Our bodies are not meant to sit (or stand) still all day. Fighting the inertia of the stationary work day is key to better health and a longer life.
5 Tips for Moving More at Work
Here are a few ideas for fighting the evils of a stationary workday, without shelling out a ton of cash for a fancy treadmill desk or other such contraption:
- Drink plenty of water. You’ll need to get up often to use the bathroom.
- Fidget as much as possible. Tap your toes, move your legs under your desk, shake out your wrists. Move your body every chance you get.
- Set a timer to remind you to get up and move around every half an hour or so. I bought a 30-minute hourglass which sits on my desk looking pretty.

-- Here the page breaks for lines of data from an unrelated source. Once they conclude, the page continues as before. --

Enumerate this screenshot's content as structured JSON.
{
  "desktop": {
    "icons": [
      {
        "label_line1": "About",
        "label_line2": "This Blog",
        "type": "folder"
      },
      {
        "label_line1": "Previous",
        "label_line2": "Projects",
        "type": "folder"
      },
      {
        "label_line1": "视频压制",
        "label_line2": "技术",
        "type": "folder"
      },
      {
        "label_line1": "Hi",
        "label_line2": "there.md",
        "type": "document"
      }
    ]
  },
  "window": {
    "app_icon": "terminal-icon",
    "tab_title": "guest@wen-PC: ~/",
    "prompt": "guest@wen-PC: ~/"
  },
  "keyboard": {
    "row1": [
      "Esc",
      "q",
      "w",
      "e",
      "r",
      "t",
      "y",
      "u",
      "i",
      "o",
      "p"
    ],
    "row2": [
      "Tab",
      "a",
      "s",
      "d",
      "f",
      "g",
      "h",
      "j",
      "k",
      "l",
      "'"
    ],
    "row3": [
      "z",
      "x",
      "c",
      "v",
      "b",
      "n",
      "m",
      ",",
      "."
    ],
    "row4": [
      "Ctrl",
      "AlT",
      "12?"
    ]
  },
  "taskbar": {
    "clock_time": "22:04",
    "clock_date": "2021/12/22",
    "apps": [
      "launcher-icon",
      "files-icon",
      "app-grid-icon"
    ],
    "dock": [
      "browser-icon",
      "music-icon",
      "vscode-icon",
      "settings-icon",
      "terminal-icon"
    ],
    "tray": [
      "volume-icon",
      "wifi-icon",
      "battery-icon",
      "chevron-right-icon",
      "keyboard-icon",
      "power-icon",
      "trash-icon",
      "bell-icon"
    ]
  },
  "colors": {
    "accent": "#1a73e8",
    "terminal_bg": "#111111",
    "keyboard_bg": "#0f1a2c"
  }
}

I turn it over when I sit down and when I notice the sand has run out, I stand up for a minute or two. The beauty of using an hourglass is that there’s nothing annoying beeping at me when the 30 minutes is up. If I’m focused on some important task, it doesn’t interrupt me. It just waits for me to notice that I’m due for a break.
- Go talk to a co-worker, rather than sending yet another email. Your work relationships will improve and you’ll be able to focus better when you get back to your desk.
- Move your phone to a spot on your desk that forces you to get up to reach it, then stay standing while you use it. If you don’t use the phone much, move your mobile phone out of reach so you have to get up to see who just texted you.
Get as much movement into your day as possible and your body will thank you in the short term with increased energy, better mood, even increased productivity. You’ll also enjoy a healthier life for the long haul if you make movement your M.O.
I’d love to hear your ideas in the comments for fitting in more motion into your day!
Time to Move On?
Since you are an energetic being as well as a physical one, if you’re feeling like your life is stuck and not allowing you enough freedom, take stock of how much “room to move” you currently have – physically as well as mentally, emotionally, and spiritually. A general claustrophobic malaise might be a sign that it’s time to consider some bigger changes. Sometimes you just have to wake your brain up to new possibilities (speaking from experience here). Chronic pain such as frequent migraines or carpal tunnel syndrome can also be a sign from your body’s innate wisdom that you’re in the wrong job.